Both their jaws dropped as they gaped at him. Then they burst out laughing.
“I should probably go back and help her. She’s probably terrified, being on the open seas and everything.”
They continued to laugh.
“And, really, Ronnie is naive when it comes to men. She needs me to check the guy out.”
They weren’t buying his motives one bit and went on laughing like hyenas. He thought about throwing his worry beads at them.
“He says this is my last chance.”
They stopped laughing.
He left for home that night.
YMCA, YMCA . . .
Three days later, they still hadn’t located the exact site. Frank sensed they would soon, and his instincts were always good.

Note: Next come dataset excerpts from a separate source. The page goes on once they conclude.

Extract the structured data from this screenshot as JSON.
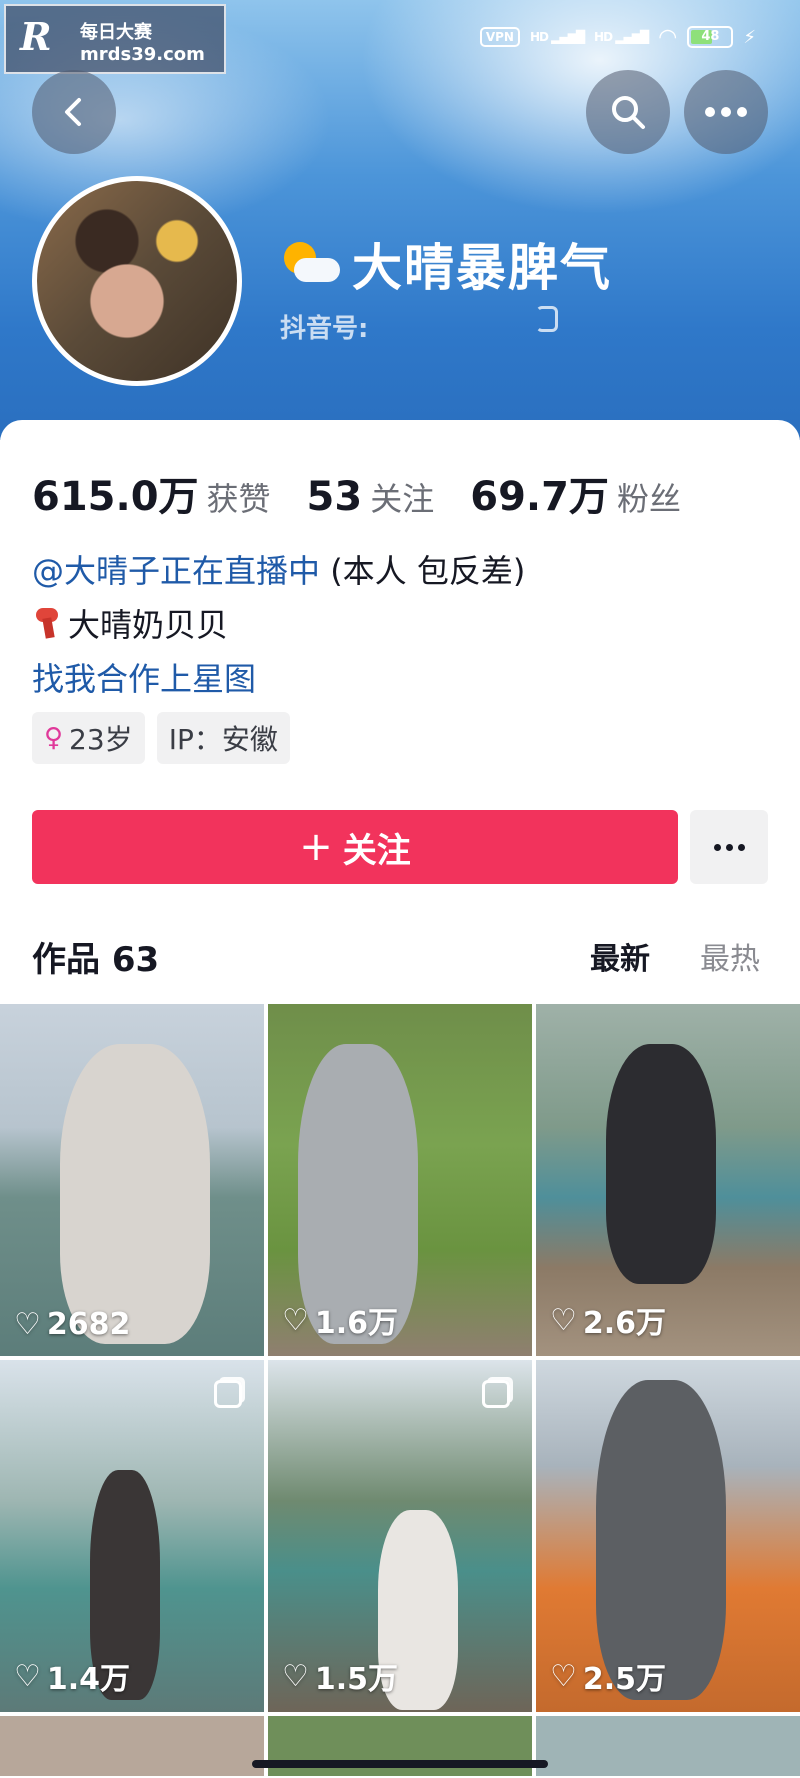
{
  "watermark": {
    "logo": "R",
    "top": "每日大赛",
    "url": "mrds39.com"
  },
  "status_bar": {
    "vpn": "VPN",
    "signal1": "HD",
    "signal2": "HD",
    "battery": "48"
  },
  "profile": {
    "name": "大晴暴脾气",
    "douyin_id_label": "抖音号:"
  },
  "stats": [
    {
      "num": "615.0万",
      "label": "获赞"
    },
    {
      "num": "53",
      "label": "关注"
    },
    {
      "num": "69.7万",
      "label": "粉丝"
    }
  ],
  "bio": {
    "mention": "@大晴子正在直播中",
    "mention_rest": " (本人 包反差)",
    "line2": "大晴奶贝贝",
    "line3": "找我合作上星图"
  },
  "tags": {
    "age": "23岁",
    "ip": "IP：安徽"
  },
  "follow": {
    "label": "关注",
    "plus": "+"
  },
  "works": {
    "title": "作品 63",
    "sort_new": "最新",
    "sort_hot": "最热"
  },
  "videos": [
    {
      "likes": "2682"
    },
    {
      "likes": "1.6万"
    },
    {
      "likes": "2.6万"
    },
    {
      "likes": "1.4万"
    },
    {
      "likes": "1.5万"
    },
    {
      "likes": "2.5万"
    }
  ]
}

He got up before dawn and checked all the equipment that would be used on board once the divers went down, even though they had been checked and rechecked before. A person couldn’t be too careful on a diving operation.
He decided to do his morning push-ups before everyone else awakened. The sun just came over the horizon when he began. A small orange ball against a pale blue palette. Scenes like this convinced him there was a God. “One, two, three . . .”
“Oh, good Lord!” someone shrieked, and he fell flat to the deck like a pancake.
He got up on all fours, clumsily, then managed to sit down, even though his knees and other parts of his body protested. Turning, he saw Ronnie. “What the hell’s wrong with you, girl? Now I have to start over.”
“Are you crazy?”
“Probably.”
“You’re exercising with a cigar in your mouth,” she pointed out, as if he didn’t know.
“It’s not lit.”
“You’re seventy-five years old.”
“So?”
“It isn’t safe for you to exert yourself that way. Is it?”
“Now you’re going to worry about me? Pfff!”